Sherman schöpft aus ihren zahlreichen Aufträgen für renommierte Zeitschriften wie Vogue und Harper's Bazaar sowie ihrer engen Zusammenarbeit mit bedeutenden Designern, die ihr als ständige Inspirationsquelle dienen. Umgekehrt hat die Künstlerin auch die Modewelt maßgeblich geprägt und ihr neue Impulse gegeben.
Das FOMU präsentiert mit dieser Ausstellung die erste große Soloausstellung der amerikanischen Künstlerin in Belgien. Mit mehr als 100 Werken, die einen Zeitraum von den 1970er Jahren bis heute umfassen, bietet die Schau einen faszinierenden Überblick über das Schaffen dieser bedeutenden Künstlerin.
Ein Highlight der Ausstellung ist die Präsentation früher Werke von 1975 bis 1980, die einige von Shermans zentralen Motivationen und Ideen beleuchtet. Diese umfasst experimentelle Arbeiten aus ihrer Studienzeit sowie die ikonische Serie „Untitled Film Stills“, die ihr Ende der 1970er Jahre zu internationalem Ruhm verhalf. Die Sektion „Cindy Sherman – Frühe Werke 1975-1980“ wurde in Zusammenarbeit mit Gabriele Schor, Gründungsdirektorin der SAMMLUNG VERBUND in Wien, entwickelt.
Modemuseum
28.09.24 - 02.02.25
Ist Make-up eine Maske oder ein Ausdrucksmittel? Mit dieser provokanten Frage schlägt das MoMu eine Brücke zu James Ensors Auffassung von Maskeraden. In der Ausstellung „Maskerade, Make-up & Ensor“ wird der Meister des Surrealismus ins 21. Jahrhundert katapultiert. Insbesondere Ensors Maskeraden, (falsche) Koketterie, Verführung und Irreführung, sowie auf Künstlichkeit und Vergänglichkeit. Zeitgenössische Make-up-Artists und Künstler:innen beschäftigen sich intensiv mit Themen wie der Darstellung von Frauen, dem Einfluss physischer und digitaler Gesichtsfilter, gestörten Körperbildern und den Ritualen des Schminkens.
Das MoMu zelebriert diese „Malerinnen der Mode“ in einer multimedialen Werkschau, in der Licht, Farbe, Kunst, Mode und Make-up auf faszinierende Weise zusammentreffen.
Historisch wurde Make-up häufig mit dem Tragen einer Maske verglichen, die das wahre Gesicht verbirgt. James Ensor war ein scharfer Beobachter menschlicher Verhaltensweisen und entlarvte deren Unsicherheiten und falsche Anmut. Ab 1888 nutzte er Masken, Kleidung und Accessoires als vielseitige Instrumente, um die tiefsten Emotionen seiner maskierten Figuren zu offenbaren. Seine Werke werfen universelle Fragen auf: Warum tragen wir Masken? Warum fürchten wir das visible Altern? Wie navigieren wir durch sich ständig verändernde und oft unerreichbare Schönheitsideale?

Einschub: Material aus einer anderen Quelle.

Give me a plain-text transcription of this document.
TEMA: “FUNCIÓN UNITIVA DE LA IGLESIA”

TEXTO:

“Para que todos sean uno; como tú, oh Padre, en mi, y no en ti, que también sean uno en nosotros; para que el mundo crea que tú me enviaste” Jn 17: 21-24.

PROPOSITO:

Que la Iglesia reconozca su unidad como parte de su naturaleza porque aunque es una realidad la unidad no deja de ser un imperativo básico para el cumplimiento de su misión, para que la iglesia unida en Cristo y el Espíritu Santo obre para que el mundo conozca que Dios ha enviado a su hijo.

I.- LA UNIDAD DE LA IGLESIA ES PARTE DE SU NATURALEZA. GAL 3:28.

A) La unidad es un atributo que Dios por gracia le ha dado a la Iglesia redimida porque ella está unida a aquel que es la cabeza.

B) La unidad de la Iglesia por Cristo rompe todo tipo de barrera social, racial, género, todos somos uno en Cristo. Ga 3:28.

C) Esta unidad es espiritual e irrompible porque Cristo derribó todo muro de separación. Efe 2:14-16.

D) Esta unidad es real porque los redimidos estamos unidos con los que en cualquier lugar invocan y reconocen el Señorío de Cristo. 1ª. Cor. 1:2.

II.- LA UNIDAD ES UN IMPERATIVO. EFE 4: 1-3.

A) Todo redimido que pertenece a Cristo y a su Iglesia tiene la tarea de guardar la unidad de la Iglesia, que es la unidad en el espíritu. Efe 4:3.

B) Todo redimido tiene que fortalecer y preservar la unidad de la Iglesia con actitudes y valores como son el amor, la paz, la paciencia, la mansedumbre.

Die Produktion von Make-up und Schönheitsprodukten hat sich seitdem zu einem Millionengeschäft entwickelt, das Menschen mit Themen wie körperlicher Vergänglichkeit, eingebildeten Makeln und existenziellen Ängsten konfrontiert. Gleichzeitig ist Make-up, ähnlich wie Malerei, eine Form des persönlichen Ausdrucks, des künstlerischen Experiments und ein Ausdruck von Freude und Freiheit. Die Ausstellung „Maskerade, Make-up & Ensor“ untersucht, wie eng Make-up mit den verschiedenen Facetten des menschlichen Daseins verknüpft ist.
Zu sehen sind Werke von Künstlern wie James Ensor, Issy Wood, Cindy Sherman, Tschabalala Self, Genieve Figgis, Harley Weir, Julien d'Ys, Inge Grognard, Peter Philips, Martin Margiela, Christian Lacroix, Walter Van Beirendonck, Cyndia Harvey, Thomas de Kluyver, Lucy Bridge, Eugene Souleiman, Éamonn Freel, Bruce Gilden und vielen anderen.